El moderno rompehielos AGB-46 Almirante Viel, construido en Asmar Talcahuano, está siendo sometido a intensas pruebas y entrenamiento antes de su primera misión en la Antártida. La Armada de Chile busca así garantizar que el buque esté completamente preparado para operar en las difíciles condiciones del continente blanco.
Desde principios de septiembre, la tripulación del Almirante Viel, bajo el mando del capitán de navío Juan Pablo Enríquez, ha estado trabajando arduamente para familiarizarse con los sistemas y procedimientos a bordo. Según el teniente 1° Agustín Reimann, oficial piloto del buque, el proceso de navalización consiste en adaptar el buque a los estándares de la Armada y garantizar su operatividad en condiciones extremas.
Un nuevo capítulo para la presencia chilena en la Antártida
La incorporación del Almirante Viel a la flota naval marca un hito importante para la presencia chilena en el continente antártico. Junto al patrullero oceánico Marinero Fuentealba y el remolcador de flota Lientur, el rompehielos formará parte del Trinomio Antártico, fortaleciendo la capacidad de Chile para realizar investigación científica, brindar apoyo logístico a sus bases y reafirmar su soberanía en la zona.
Capacidades únicas
El Almirante Viel es un buque de última generación, diseñado para operar en las aguas heladas de la Antártida.
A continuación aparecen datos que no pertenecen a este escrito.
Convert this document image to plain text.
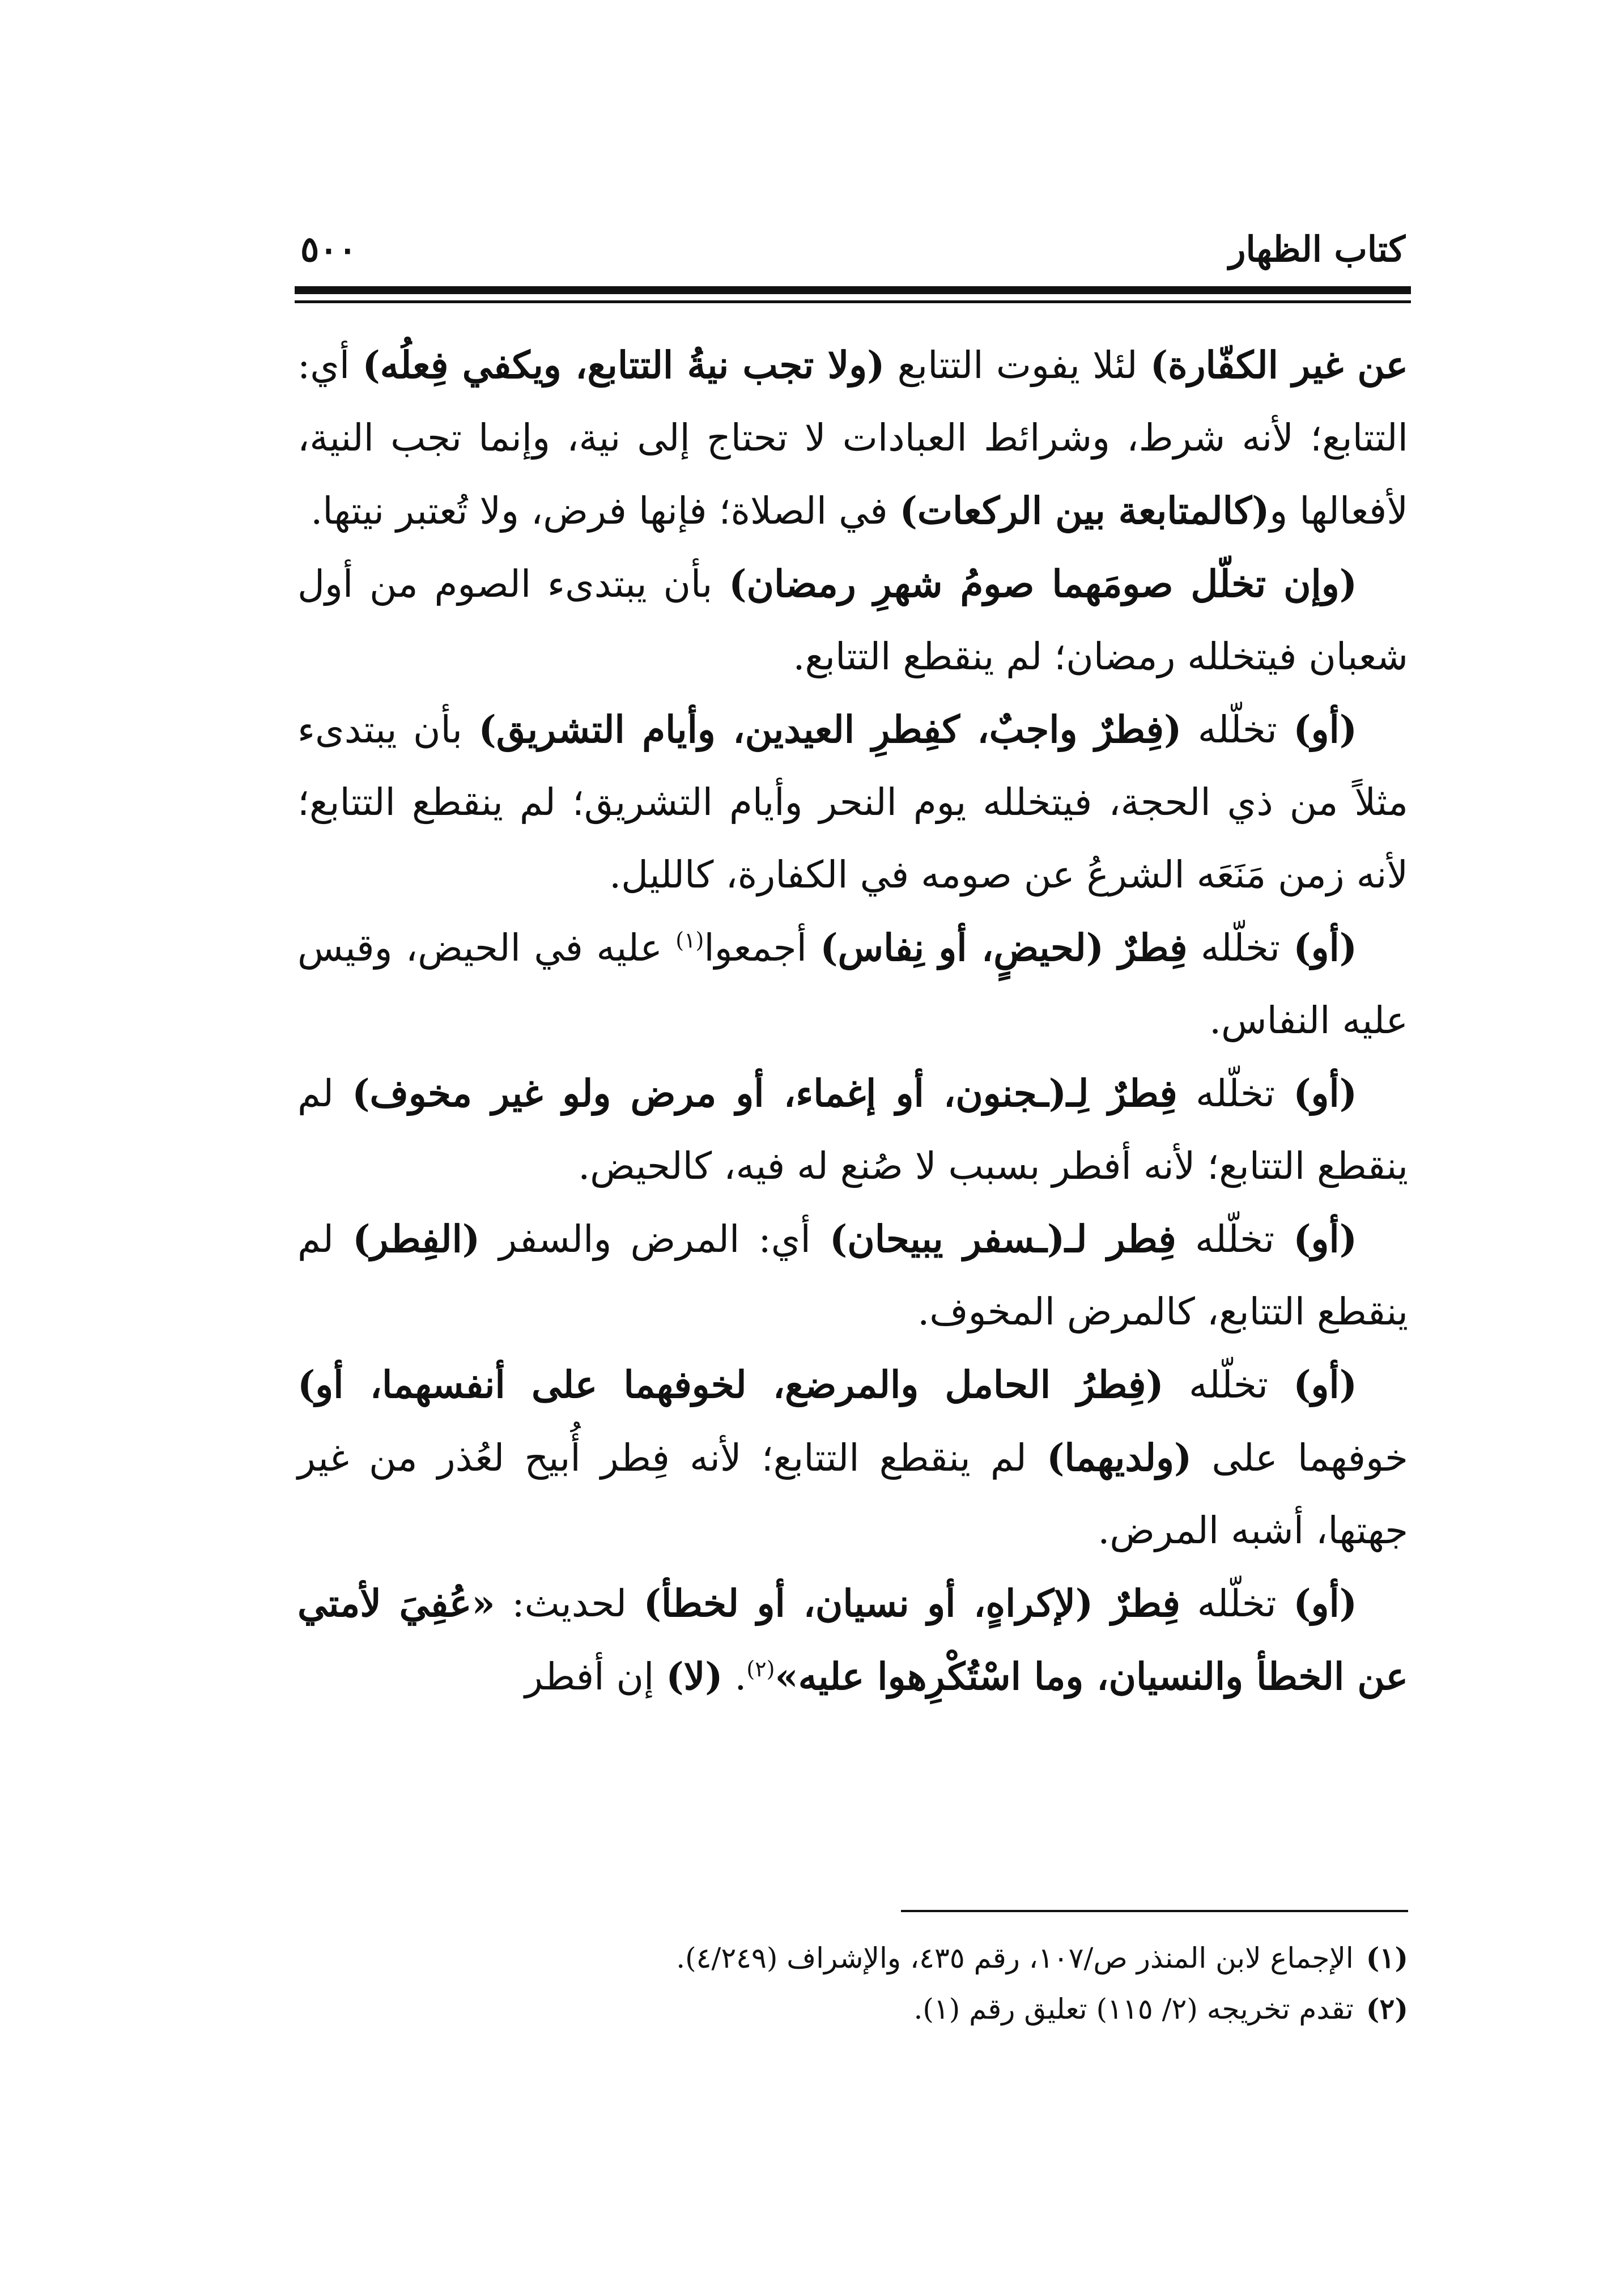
كتاب الظهار
٥٠٠

عن غير الكفّارة) لئلا يفوت التتابع (ولا تجب نيةُ التتابع، ويكفي فِعلُه) أي: التتابع؛ لأنه شرط، وشرائط العبادات لا تحتاج إلى نية، وإنما تجب النية، لأفعالها و(كالمتابعة بين الركعات) في الصلاة؛ فإنها فرض، ولا تُعتبر نيتها.

(وإن تخلّل صومَهما صومُ شهرِ رمضان) بأن يبتدىء الصوم من أول شعبان فيتخلله رمضان؛ لم ينقطع التتابع.

(أو) تخلّله (فِطرٌ واجبٌ، كفِطرِ العيدين، وأيام التشريق) بأن يبتدىء مثلاً من ذي الحجة، فيتخلله يوم النحر وأيام التشريق؛ لم ينقطع التتابع؛ لأنه زمن مَنَعَه الشرعُ عن صومه في الكفارة، كالليل.

(أو) تخلّله فِطرٌ (لحيضٍ، أو نِفاس) أجمعوا$^{(١)}$ عليه في الحيض، وقيس عليه النفاس.

(أو) تخلّله فِطرٌ لِـ(ـجنون، أو إغماء، أو مرض ولو غير مخوف) لم ينقطع التتابع؛ لأنه أفطر بسبب لا صُنع له فيه، كالحيض.

(أو) تخلّله فِطر لـ(ـسفر يبيحان) أي: المرض والسفر (الفِطر) لم ينقطع التتابع، كالمرض المخوف.

(أو) تخلّله (فِطرُ الحامل والمرضع، لخوفهما على أنفسهما، أو) خوفهما على (ولديهما) لم ينقطع التتابع؛ لأنه فِطر أُبيح لعُذر من غير جهتها، أشبه المرض.

(أو) تخلّله فِطرٌ (لإكراهٍ، أو نسيان، أو لخطأ) لحديث: «عُفِيَ لأمتي عن الخطأ والنسيان، وما اسْتُكْرِهوا عليه»$^{(٢)}$. (لا) إن أفطر

(١)الإجماع لابن المنذر ص/١٠٧، رقم ٤٣٥، والإشراف (٤/٢٤٩).

(٢)تقدم تخريجه (٢/ ١١٥) تعليق رقم (١).
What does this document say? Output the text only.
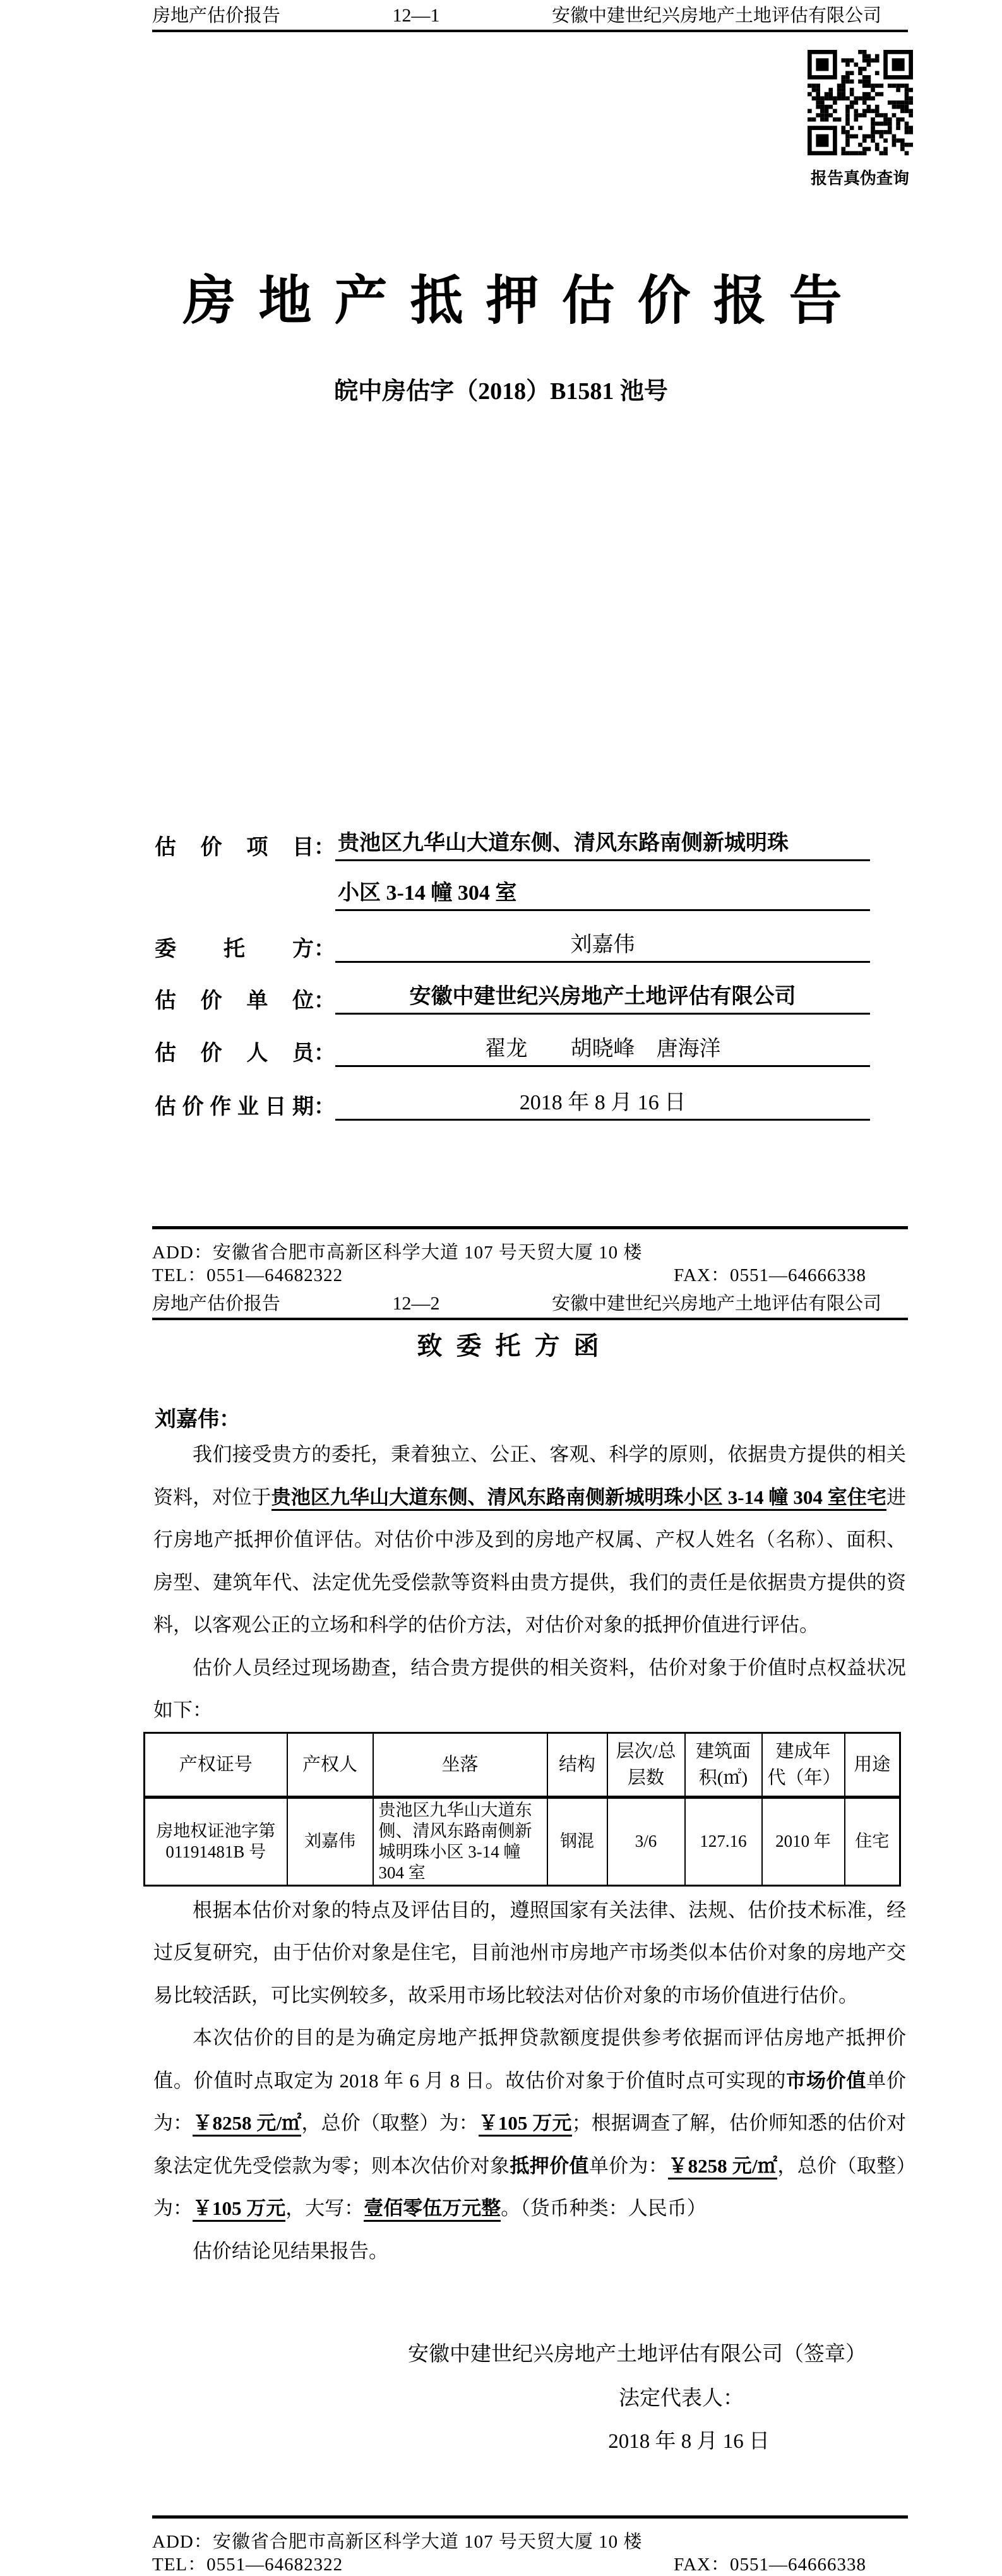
房地产估价报告	12—1	安徽中建世纪兴房地产土地评估有限公司
报告真伪查询
房地产抵押估价报告
皖中房估字（2018）B1581 池号
估价项目 ： 贵池区九华山大道东侧、清风东路南侧新城明珠
小区 3-14 幢 304 室
委托方 ：	刘嘉伟
估价单位 ：	安徽中建世纪兴房地产土地评估有限公司
估价人员 ：	翟龙　　胡晓峰　唐海洋
估价作业日期 ：	2018 年 8 月 16 日
ADD：安徽省合肥市高新区科学大道 107 号天贸大厦 10 楼
TEL：0551—64682322	FAX：0551—64666338
房地产估价报告	12—2	安徽中建世纪兴房地产土地评估有限公司
致委托方函
刘嘉伟：

我们接受贵方的委托，秉着独立、公正、客观、科学的原则，依据贵方提供的相关资料，对位于贵池区九华山大道东侧、清风东路南侧新城明珠小区 3-14 幢 304 室住宅进行房地产抵押价值评估。对估价中涉及到的房地产权属、产权人姓名（名称）、面积、房型、建筑年代、法定优先受偿款等资料由贵方提供，我们的责任是依据贵方提供的资料，以客观公正的立场和科学的估价方法，对估价对象的抵押价值进行评估。

估价人员经过现场勘查，结合贵方提供的相关资料，估价对象于价值时点权益状况如下：

产权证号	产权人	坐落	结构	层次/总层数	建筑面积(㎡)	建成年代（年）	用途
房地权证池字第 01191481B 号	刘嘉伟	贵池区九华山大道东侧、清风东路南侧新城明珠小区 3-14 幢 304 室	钢混	3/6	127.16	2010 年	住宅

根据本估价对象的特点及评估目的，遵照国家有关法律、法规、估价技术标准，经过反复研究，由于估价对象是住宅，目前池州市房地产市场类似本估价对象的房地产交易比较活跃，可比实例较多，故采用市场比较法对估价对象的市场价值进行估价。

本次估价的目的是为确定房地产抵押贷款额度提供参考依据而评估房地产抵押价值。价值时点取定为 2018 年 6 月 8 日。故估价对象于价值时点可实现的市场价值单价为：￥8258 元/㎡，总价（取整）为：￥105 万元；根据调查了解，估价师知悉的估价对象法定优先受偿款为零；则本次估价对象抵押价值单价为：￥8258 元/㎡，总价（取整）为：￥105 万元，大写：壹佰零伍万元整。（货币种类：人民币）

估价结论见结果报告。

安徽中建世纪兴房地产土地评估有限公司（签章）
法定代表人：
2018 年 8 月 16 日
ADD：安徽省合肥市高新区科学大道 107 号天贸大厦 10 楼
TEL：0551—64682322	FAX：0551—64666338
Cuenta con tecnología de punta y equipamiento especializado para llevar a cabo diversas tareas, como la investigación científica, el apoyo logístico y la búsqueda y rescate.
Durante su primera comisión antártica, el Almirante Viel realizará pruebas de navegación en hielo, evaluará sus sistemas y verificará su capacidad para operar en condiciones extremas. Además, el buque transportará personal y material a las diferentes bases chilenas en la Antártida.
Un equipo altamente capacitado
La tripulación del Almirante Viel está compuesta por marinos altamente calificados y experimentados. Según el capitán Enríquez, el profesionalismo y el entrenamiento de los tripulantes son fundamentales para garantizar el éxito de las misiones en la Antártida.